Wege aus EU- und Klimakrise
Wege aus EU- und Klimakrise
© Daniel Cavanaugh
Die EU befindet sich in einer fundamentalen Krise. Zugleich steht sie vor der Herausforderung, die Transformation des Energie- und Verkehrssystems auch aus Gründen des Klimaschutzes anzugehen. Kann sie diese Herausforderungen gemeinsam anpacken?
Ich denke schon. Die Krise Europas ist sowohl eine des Währungsverbundes, des Euro, als auch eine tiefer liegende Krise der Legitimation des politischen Apparates. Diese zwei Krisen schaukeln sich hoch. Populistische anti-europäische Lösungsvorschläge lenken von den notwendigen Lösungsansätzen ab. Wir bräuchten eine Perspektive, in der EU nachhaltige Lebensformen zu finden.
Beispiel Stadtentwicklung: Wie sehen lebenswerte Städte aus, in denen nicht mehr Unmengen von fossiler Energie verbrannt werden?
Aufgabe der EU ist es jetzt, für solche nachhaltigen Lebensformen in Infrastrukturen zu investieren und so die in Teilen Europas brachliegende
Wirtschaft wieder in Gang zu bringen. Und zugleich geht es darum, durch ein anregendes, gemeinsames Zukunftsbild auch wieder eine Verbindung der Bürger herzustellen. Diese bröckelt gegenwärtig.
Warum ergreifen weder die politischen Kräfte noch die Wirtschaft die Initiative dazu?
Die Wirtschaft ist noch sehr stark national aufgestellt. Sie kämpft etwa darum, den Finanzplatz London oder den Autoplatz Deutschland zu erhalten. Die Politik hat wenige zukunftsweisende Ideen entwickelt. Es gab in ganz Europa einen Mangel an Ideen, viel Flickwerk ohne Perspektive, als die Finanzkrise über Europa hineinbrach. Es ist schwierig, daraus neue Orientierung zu schöpfen.
Warum greift keine der Parteien das Thema im Wahlkampf auf?

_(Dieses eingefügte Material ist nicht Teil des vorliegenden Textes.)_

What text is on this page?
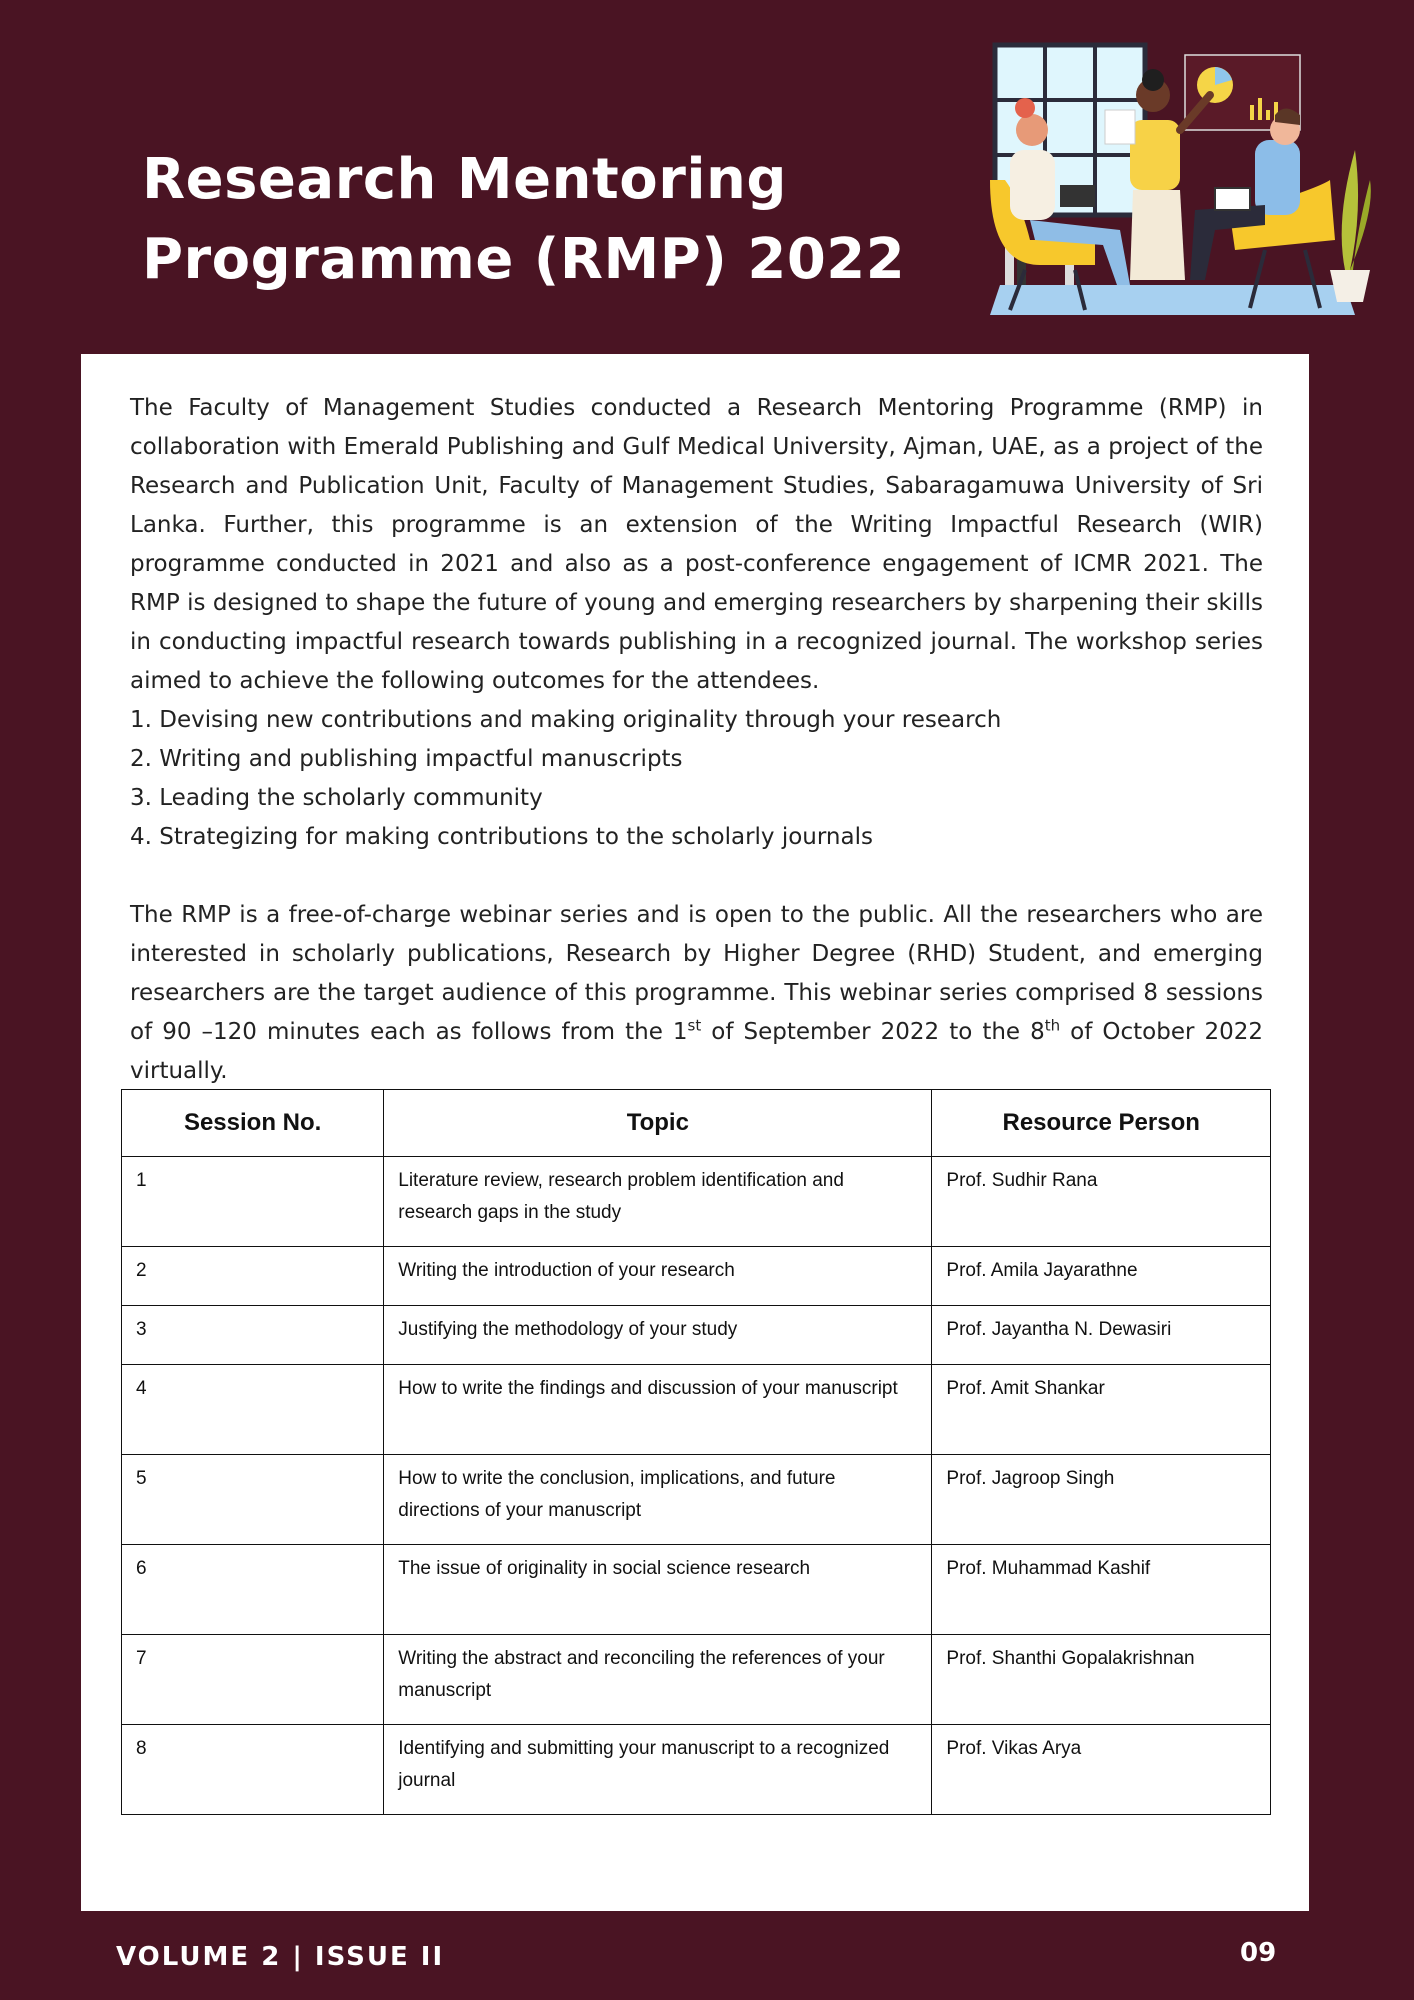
Research Mentoring
Programme (RMP) 2022

The Faculty of Management Studies conducted a Research Mentoring Programme (RMP) in collaboration with Emerald Publishing and Gulf Medical University, Ajman, UAE, as a project of the Research and Publication Unit, Faculty of Management Studies, Sabaragamuwa University of Sri Lanka. Further, this programme is an extension of the Writing Impactful Research (WIR) programme conducted in 2021 and also as a post-conference engagement of ICMR 2021. The RMP is designed to shape the future of young and emerging researchers by sharpening their skills in conducting impactful research towards publishing in a recognized journal. The workshop series aimed to achieve the following outcomes for the attendees.

1. Devising new contributions and making originality through your research

2. Writing and publishing impactful manuscripts

3. Leading the scholarly community

4. Strategizing for making contributions to the scholarly journals

The RMP is a free-of-charge webinar series and is open to the public. All the researchers who are interested in scholarly publications, Research by Higher Degree (RHD) Student, and emerging researchers are the target audience of this programme. This webinar series comprised 8 sessions of 90 –120 minutes each as follows from the 1st of September 2022 to the 8th of October 2022 virtually.

Session No.	Topic	Resource Person
1	Literature review, research problem identification and research gaps in the study	Prof. Sudhir Rana
2	Writing the introduction of your research	Prof. Amila Jayarathne
3	Justifying the methodology of your study	Prof. Jayantha N. Dewasiri
4	How to write the findings and discussion of your manuscript	Prof. Amit Shankar
5	How to write the conclusion, implications, and future directions of your manuscript	Prof. Jagroop Singh
6	The issue of originality in social science research	Prof. Muhammad Kashif
7	Writing the abstract and reconciling the references of your manuscript	Prof. Shanthi Gopalakrishnan
8	Identifying and submitting your manuscript to a recognized journal	Prof. Vikas Arya
VOLUME 2 | ISSUE II	09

Es gab in Deutschland – anders als etwa in Bezug auf Atomkraft – keine umfassende öffentliche Debatte über Finanzmärkte und Nachhaltigkeit. Das macht es schwierig, plötzlich das Kaninchen aus dem Hut zu ziehen. Seit langem wurde eine ernsthafte EU-Debatte verschlafen, dafür zahlen wir jetzt einen Preis. Vielleicht sind jetzt, wie Jürgen Habermas sagt, auch einzelne Personen gefragt. Ich kann zwar verstehen, wenn Leute sagen: es hat gar keinen Sinn mehr zu wählen. Aber das wäre das Fatalste, was man machen kann.
Im Moment wählen wir aber, ohne diese grundlegenden Fragen diskutiert zu haben.
Es ist ein verbreiteter Irrtum zu denken, Demokratie heiße lediglich, in regelmäßigen Abständen wählen zu gehen. Bei einer demokratischen Wahl soll das Fazit einer breiten öffentlichen Diskussion gezogen werden. Umgekehrt wäre es aber sehr merkwürdig, wenn man wegen fehlender Diskussion nicht wählen würde. Vielmehr müssen wir von unten her solche Diskussionen anstoßen. Das ist die Stunde der Zivilgesellschaft.
Die von Ihnen geforderten Investitionen bedeuten einen weiteren Wachstumsschub. Können wir den angesichts der Grenzen des Planenten noch gebrauchen?
Ganz offensichtlich ist Wachstum langfristig nicht die Lösung. Aber in der jetzigen Situation zu sagen: „Wachstum einfrieren“, hieße einerseits, Millionen junger Menschen ohne Perspektive zu lassen. Andererseits hieße es für die EU, sich aus der Weltgeschichte zu verabschieden. Deshalb brauchen wir ernsthafte politische Maßnahmen – allerdings nicht für irgendeinen Wachstumsschub. Es sollte schon einer sein, bei dem wir lernen, wie wir sinnvoll eine zukunftsfähige Gesellschaft umsetzen. Denn die Gefahr, dass blindes Wachstum die Risiken vergrößert, ist real.
Germanwatch-Vorstandsmitglied Carlo C. Jaeger ist Mitgründer und Leiter des Global Climate Forums (Berlin). Er hat eine Professur an der Universität Potsdam und an der Beijing Normal University (BNU) und war bis 2012 Forschungsfeldleiter am Potsdam-Institut für Klimafolgenforschung.
In seinem faktenreichen Essay „Wachstum – wohin? Eine kurze Geschichte des 21. Jahrhunderts“ (2011) zeigt der Ökonom und Soziologe, wie sich das Problem des globalen Klimawandels sinnvoll angehen lässt.